Forsyth has been aware of this dilemma since his career’s earliest stages. At the time of Local Hero’s release, he said, “I feel insistently misunderstood . . . All the films I’ve made, I’ve always had a much darker side than most people have perceived.” It’s easy to see how such a superficial misreading might play out in the case of Local Hero. Its comic ensemble could be neatly pigeonholed as baffled (Mac), barmy (Happer), and bucolic (the folk of Ferness). But when the central characters of Forsyth’s cinema are properly considered, a far more complex picture emerges. Local Hero’s entire plot, for example, arises from and is resolved by the aspirations and actions of a protagonist (Happer) who suspects, but fails to fully understand, the compromised nature of his mental health. A similar structural premise shapes the plots and themes of both Comfort and Joy and Housekeeping. Unemployed Glasgow teenager Ronnie (Robert Buchanan), the lead character of Forsyth’s debut feature, That Sinking Feeling (1979), contemplates suicide. The congenital naivete of Gregory Underwood (John Gordon Sinclair) becomes much less benign when Forsyth’s final film to date, Gregory’s Two Girls (1999), revisits the eternal youth of Gregory’s Girl (1980). Breaking In (1989) is a subtly wrought portrait of an aging career criminal (Burt Reynolds) whose professional mastery is predicated on personal masochism. The five protagonists (each played by Robin Williams) of Being Human (1994) are all traumatized by long-term separation from partners and/or children. Granted, Forsyth’s treatment of such people and the situations they find themselves in is nonjudgmental and often outright funny. But it is also remarkably unsparing and clear-eyed, a hallmark of the subtlety and originality that characterize all of this filmmaker’s cinema.

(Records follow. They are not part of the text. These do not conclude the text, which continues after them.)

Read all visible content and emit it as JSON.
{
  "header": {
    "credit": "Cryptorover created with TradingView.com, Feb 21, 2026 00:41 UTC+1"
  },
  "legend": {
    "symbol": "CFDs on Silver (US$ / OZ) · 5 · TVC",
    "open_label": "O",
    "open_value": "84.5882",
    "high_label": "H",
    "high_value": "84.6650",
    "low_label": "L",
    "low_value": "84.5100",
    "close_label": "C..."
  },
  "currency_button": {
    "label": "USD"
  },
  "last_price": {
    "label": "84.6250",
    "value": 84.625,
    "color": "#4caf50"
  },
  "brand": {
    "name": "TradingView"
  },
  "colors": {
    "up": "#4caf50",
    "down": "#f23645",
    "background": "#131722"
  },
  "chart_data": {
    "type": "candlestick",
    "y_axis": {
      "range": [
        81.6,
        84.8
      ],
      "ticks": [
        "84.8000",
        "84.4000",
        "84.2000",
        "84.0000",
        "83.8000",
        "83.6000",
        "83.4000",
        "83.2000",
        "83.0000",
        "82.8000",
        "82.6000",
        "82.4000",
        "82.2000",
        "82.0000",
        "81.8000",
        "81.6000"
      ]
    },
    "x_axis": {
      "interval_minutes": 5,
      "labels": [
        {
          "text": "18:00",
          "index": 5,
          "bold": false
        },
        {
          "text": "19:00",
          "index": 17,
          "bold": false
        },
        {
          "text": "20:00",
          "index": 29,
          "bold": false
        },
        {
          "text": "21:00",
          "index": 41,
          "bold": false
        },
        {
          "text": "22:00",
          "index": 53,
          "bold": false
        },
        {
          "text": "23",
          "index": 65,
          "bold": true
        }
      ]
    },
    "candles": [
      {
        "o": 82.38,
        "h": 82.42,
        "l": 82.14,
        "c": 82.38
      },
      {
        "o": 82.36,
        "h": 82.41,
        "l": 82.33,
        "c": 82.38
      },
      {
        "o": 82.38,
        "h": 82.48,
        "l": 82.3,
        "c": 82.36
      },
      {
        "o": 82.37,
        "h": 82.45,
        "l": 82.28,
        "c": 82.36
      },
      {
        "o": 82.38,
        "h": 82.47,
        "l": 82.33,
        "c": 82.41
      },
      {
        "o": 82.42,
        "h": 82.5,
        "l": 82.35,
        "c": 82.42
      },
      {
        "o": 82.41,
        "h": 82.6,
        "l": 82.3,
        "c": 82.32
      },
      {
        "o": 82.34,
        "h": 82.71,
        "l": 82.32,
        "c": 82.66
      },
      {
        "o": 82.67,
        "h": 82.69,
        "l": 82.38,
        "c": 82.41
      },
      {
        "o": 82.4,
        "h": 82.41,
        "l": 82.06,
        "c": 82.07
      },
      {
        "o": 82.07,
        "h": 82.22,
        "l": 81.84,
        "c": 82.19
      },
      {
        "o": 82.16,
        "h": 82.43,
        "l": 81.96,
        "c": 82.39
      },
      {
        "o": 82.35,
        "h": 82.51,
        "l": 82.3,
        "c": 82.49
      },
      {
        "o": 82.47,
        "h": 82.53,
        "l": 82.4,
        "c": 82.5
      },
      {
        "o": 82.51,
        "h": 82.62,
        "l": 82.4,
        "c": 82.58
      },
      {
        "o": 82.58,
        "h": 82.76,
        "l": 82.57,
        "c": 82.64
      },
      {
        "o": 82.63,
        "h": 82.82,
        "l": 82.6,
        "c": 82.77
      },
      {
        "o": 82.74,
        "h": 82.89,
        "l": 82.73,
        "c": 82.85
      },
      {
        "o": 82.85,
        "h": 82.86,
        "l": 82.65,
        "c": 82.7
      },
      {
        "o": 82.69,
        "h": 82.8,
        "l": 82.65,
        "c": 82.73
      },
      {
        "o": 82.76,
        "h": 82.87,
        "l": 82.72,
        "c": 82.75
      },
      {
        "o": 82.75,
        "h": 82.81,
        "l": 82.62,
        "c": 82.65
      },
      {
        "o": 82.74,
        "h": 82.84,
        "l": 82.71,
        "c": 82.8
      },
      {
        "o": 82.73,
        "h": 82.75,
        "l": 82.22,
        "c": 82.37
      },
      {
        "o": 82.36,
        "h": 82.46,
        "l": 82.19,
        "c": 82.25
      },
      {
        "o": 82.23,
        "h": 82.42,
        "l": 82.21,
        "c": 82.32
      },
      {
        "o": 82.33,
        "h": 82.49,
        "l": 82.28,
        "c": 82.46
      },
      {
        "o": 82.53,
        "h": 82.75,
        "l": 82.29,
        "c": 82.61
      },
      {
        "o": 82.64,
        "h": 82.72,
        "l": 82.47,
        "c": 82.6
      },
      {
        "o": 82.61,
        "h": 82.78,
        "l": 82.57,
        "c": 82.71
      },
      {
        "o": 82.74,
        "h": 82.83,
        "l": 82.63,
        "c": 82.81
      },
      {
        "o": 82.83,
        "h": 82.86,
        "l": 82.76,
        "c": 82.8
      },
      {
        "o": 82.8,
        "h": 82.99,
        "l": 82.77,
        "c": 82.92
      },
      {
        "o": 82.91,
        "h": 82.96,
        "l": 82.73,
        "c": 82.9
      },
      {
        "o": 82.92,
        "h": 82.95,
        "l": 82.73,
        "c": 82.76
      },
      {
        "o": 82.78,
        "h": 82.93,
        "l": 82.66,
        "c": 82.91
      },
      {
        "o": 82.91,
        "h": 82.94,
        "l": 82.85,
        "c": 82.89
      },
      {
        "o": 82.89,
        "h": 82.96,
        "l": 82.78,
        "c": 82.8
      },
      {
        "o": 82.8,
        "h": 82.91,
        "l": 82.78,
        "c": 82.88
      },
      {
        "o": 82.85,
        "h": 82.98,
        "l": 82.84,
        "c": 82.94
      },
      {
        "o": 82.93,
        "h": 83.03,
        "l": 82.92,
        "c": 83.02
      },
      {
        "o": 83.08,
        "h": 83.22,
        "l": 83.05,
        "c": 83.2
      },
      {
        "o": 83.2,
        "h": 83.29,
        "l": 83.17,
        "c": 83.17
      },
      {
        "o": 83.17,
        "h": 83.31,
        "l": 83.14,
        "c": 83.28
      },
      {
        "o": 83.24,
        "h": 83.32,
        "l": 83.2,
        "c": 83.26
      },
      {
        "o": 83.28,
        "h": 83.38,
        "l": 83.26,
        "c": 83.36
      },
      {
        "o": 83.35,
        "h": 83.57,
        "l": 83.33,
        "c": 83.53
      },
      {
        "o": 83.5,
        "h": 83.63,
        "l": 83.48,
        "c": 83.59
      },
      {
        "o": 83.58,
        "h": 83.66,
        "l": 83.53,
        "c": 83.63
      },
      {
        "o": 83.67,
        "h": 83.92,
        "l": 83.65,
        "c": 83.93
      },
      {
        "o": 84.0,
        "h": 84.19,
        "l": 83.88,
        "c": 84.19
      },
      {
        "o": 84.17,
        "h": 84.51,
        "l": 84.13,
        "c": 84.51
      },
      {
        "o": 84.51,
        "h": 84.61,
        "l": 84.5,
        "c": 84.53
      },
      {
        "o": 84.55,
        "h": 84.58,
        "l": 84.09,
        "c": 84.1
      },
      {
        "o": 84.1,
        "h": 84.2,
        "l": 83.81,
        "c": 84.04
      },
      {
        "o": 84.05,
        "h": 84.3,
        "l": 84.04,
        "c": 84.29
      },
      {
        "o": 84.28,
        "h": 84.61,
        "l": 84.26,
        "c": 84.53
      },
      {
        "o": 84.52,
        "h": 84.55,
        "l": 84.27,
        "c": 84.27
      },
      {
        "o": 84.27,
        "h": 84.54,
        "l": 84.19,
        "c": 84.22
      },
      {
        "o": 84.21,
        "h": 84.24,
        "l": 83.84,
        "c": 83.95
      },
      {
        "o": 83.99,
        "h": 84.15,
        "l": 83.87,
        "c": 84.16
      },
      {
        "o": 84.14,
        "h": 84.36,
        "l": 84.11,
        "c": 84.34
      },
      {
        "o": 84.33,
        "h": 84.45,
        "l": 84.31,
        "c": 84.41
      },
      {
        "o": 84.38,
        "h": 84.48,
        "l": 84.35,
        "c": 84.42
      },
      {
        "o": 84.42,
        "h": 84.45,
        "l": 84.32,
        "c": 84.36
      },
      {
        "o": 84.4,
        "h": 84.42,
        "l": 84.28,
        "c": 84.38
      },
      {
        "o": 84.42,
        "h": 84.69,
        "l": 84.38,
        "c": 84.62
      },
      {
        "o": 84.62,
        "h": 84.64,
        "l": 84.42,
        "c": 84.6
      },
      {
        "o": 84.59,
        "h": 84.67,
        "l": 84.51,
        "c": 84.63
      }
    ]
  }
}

For all the reasons above, Local Hero should be seen as a seminal late-twentieth-century film and its creator as a seminal late-twentieth-century filmmaker. But Forsyth must also be celebrated for the remarkable scale of his importance for filmmaking in his native country. It was not simply that the critical success of his first three features—That Sinking Feeling, the worldwide breakout hit Gregory’s Girl, and Local Hero—announced the arrival of an internationally significant new British filmmaking talent. It was also that, with the possible (and at best only partial) exception of Bill Douglas’s Childhood Trilogy (1972–78), Forsyth’s trio of features represented the first time a Scottish filmmaker had successfully managed to produce fiction features working from a Scottish base and with significant elements of Scottish cultural content, creative talent, and funding input.
By the time of Local Hero’s release, then, the weight of local cinematic expectation and aspiration on Forsyth’s shoulders was an extraordinarily heavy one. In significant part, this was because the historical absence of an indigenous Scottish cinema had not meant a historical absence of cinematic images of Scotland. To many local minds, the inescapable problem with the latter was that they had been produced within other film industries, mainly the metropolitan British one and Hollywood. Depictions of Scotland had thus been flagrantly romantic and unrealistic. The contemporary hope was that an emergent wave of natively based filmmaking talent, spearheaded by Forsyth, would produce a genuine national cinema that would correct and compensate for decades of cultural misrepresentation.